A Suitable Boy(146)
Mirza Amanat Hussain Khan (Democratic Party): I rise to a point of order, Sir. Is the honourable member to be permitted to wander off the subject and take up the time of the House with irrelevancies?
The Hon’ble the Speaker: I think he is not irrelevant. He is speaking on the general question of the relations between the tenants, the zamindars, and the government. That question is more or less before us and any remark which the honourable member now offers on that point is not irrelevant. You may like it or not, I may like it or not, but it is not out of order.

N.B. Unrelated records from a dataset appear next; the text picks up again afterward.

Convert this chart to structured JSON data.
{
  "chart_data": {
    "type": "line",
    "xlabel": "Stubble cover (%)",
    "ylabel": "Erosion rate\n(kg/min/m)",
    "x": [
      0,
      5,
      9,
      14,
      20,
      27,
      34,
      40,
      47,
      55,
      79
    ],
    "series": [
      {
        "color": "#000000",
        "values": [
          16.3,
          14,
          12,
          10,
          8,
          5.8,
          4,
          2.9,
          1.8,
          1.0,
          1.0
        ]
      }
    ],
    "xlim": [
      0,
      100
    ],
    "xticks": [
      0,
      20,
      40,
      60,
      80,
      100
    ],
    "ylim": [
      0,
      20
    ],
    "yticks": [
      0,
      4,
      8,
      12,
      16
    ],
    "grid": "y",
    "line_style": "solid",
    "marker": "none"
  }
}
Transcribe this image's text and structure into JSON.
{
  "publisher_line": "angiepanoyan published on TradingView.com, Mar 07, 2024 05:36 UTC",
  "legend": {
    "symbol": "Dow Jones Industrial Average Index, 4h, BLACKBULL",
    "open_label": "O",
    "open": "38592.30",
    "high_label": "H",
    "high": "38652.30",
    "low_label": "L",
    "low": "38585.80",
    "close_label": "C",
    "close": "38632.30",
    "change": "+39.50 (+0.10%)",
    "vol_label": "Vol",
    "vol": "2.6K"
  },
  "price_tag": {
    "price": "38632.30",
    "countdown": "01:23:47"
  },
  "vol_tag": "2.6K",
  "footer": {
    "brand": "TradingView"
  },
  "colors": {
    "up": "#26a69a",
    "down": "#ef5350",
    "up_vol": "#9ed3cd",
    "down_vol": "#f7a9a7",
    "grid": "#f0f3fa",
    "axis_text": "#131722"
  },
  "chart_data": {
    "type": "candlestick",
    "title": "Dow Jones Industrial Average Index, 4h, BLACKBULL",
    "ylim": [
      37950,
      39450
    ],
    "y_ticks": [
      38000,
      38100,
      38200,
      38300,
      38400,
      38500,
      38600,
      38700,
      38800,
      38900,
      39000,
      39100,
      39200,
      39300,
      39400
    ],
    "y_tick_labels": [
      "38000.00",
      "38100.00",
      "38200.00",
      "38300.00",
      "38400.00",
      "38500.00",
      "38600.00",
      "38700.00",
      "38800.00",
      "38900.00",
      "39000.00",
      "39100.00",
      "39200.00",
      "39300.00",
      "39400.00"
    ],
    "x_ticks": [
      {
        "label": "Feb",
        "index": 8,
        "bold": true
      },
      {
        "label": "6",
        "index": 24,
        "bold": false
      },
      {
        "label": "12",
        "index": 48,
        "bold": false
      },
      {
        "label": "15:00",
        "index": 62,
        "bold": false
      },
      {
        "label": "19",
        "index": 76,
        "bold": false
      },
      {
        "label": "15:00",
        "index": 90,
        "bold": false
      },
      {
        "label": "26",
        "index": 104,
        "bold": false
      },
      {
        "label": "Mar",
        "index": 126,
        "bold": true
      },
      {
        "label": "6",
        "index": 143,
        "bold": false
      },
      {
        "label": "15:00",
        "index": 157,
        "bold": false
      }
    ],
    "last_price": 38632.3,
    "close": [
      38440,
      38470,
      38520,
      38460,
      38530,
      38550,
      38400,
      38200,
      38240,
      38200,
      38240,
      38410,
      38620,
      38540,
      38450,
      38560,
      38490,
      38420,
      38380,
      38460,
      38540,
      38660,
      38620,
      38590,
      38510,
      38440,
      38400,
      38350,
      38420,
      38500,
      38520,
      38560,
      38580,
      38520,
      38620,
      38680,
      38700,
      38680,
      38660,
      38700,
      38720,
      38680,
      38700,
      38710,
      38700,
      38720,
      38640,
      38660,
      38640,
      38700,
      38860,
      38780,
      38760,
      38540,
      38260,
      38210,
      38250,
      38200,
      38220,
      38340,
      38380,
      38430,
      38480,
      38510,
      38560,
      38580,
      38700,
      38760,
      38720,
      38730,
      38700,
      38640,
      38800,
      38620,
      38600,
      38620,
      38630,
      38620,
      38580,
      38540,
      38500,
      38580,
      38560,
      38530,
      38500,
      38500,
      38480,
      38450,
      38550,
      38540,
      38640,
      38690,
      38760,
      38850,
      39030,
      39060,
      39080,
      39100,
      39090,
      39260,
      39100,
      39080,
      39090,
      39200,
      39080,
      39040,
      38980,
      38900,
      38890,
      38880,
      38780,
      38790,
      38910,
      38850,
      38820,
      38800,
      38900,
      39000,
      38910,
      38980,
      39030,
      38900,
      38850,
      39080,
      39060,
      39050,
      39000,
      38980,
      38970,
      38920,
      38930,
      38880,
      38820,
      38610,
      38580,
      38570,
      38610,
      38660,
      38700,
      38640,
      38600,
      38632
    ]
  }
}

Shri Devakinandan Rai: I thank you, Sir. There stands the naked peasant in the hot sun, and here we sit in our cool debating rooms and discuss points of order and definitions of relevancy and make laws that leave him no better than before, that deprive him of hope, that take the part of the capitalist, oppressing, exploiting class. Why must the peasant pay for the land that is his by right, by right of effort, by right of pain, by right of nature, by right, if you will, of God? The only reason why we expect the peasant to pay this huge and unseemly purchase price to the treasury is in order to finance the landlord’s exorbitant compensation. End the compensation, and there will be no need for a purchase price. Refuse to accept the notion of a purchase price, and any compensation becomes financially impossible. I have been arguing this point since the inception of the bill two years ago, and throughout the second reading last week. But at this stage of the proceedings what can I do? It is too late. What can I do but say to the treasury benches: you have set up an unholy alliance with the landlords and you are attempting to break the spirit of our people. But we will see what happens when the people realize how they have been cheated. The General Elections will throw out this cowardly and compromised government and replace it with a government worthy of the name: one that springs from the people, that works for the people and gives no support to its class enemies.
5.16
THE NAWAB SAHIB had entered the House during the earlier part of this last speech. He was sitting in the Visitor’s Gallery, although, had he wished to, he would have been welcome in the Governor’s Gallery. He had returned from Baitar the previous day in response to an urgent message from Brahmpur. He was shocked and embittered by what had happened and horrified that his daughter had had to face such a situation virtually on her own. His concern for her had been so much more patent than his pride in what she had done that Zainab had not been able to help smiling. For a long time he had hugged her and his two grandchildren with tears running down his cheeks. Hassan had been puzzled, but little Abbas had accepted this as a natural state of affairs and had enjoyed it all – he could tell that his grandfather was not at all unhappy to see them. Firoz had been white with anger, and it had taken all of Imtiaz’s good humour when he arrived late that afternoon, to calm the family down.
The Nawab Sahib was almost as angry with his hornet of a sister-in-law as with L.N. Agarwal. He knew that it was she who had brought this visitation upon their heads. Then, when the worst was over, she had made light of the police action and was almost cavalier in her assumption that Zainab would have handled things with such tactical courage. As for L.N. Agarwal, the Nawab Sahib looked down onto the floor of the House, and saw him talking very civilly with the Revenue Minister, who had wandered over to his desk and was conferring with him on some point, probably floor management with respect to the impending and critical vote later this afternoon.
The Nawab Sahib had not had the opportunity to talk to his friend Mahesh Kapoor since his return, nor to convey his heart-felt thanks to the Chief Minister. He thought that he would do so after today’s session in the Assembly was over. But another reason why he was present in the House today was that he realized – as did many others, for the press and public galleries were all crowded – that it was a historic occasion. For him, and for those like him, the impending vote was one that would – unless halted by the courts – spell a swift and precipitous decline.
Well, he thought fatalistically, it has to happen sooner or later. He was under no illusions that his class was a particularly meritorious one. Those who constituted it included not only a small number of decent men but also a large number of brutes and an even larger number of idiots. He remembered a petition that the Zamindars’ Association had submitted to the Governor twelve years ago: a good third of the signatories had used their thumbprints.
Perhaps if Pakistan had not come into existence, the landowners would have been able to parlay their way into self-preservation: in a united but unstable India each power-bloc might have been able to use its critical strength to maintain the status quo. The princely states, too, could have wielded their weight, and men such as the Raja of Marh might well have remained Rajas in fact as well as in name. The ifs and buts of history, thought the Nawab Sahib, form an insubstantial if intoxicating diet.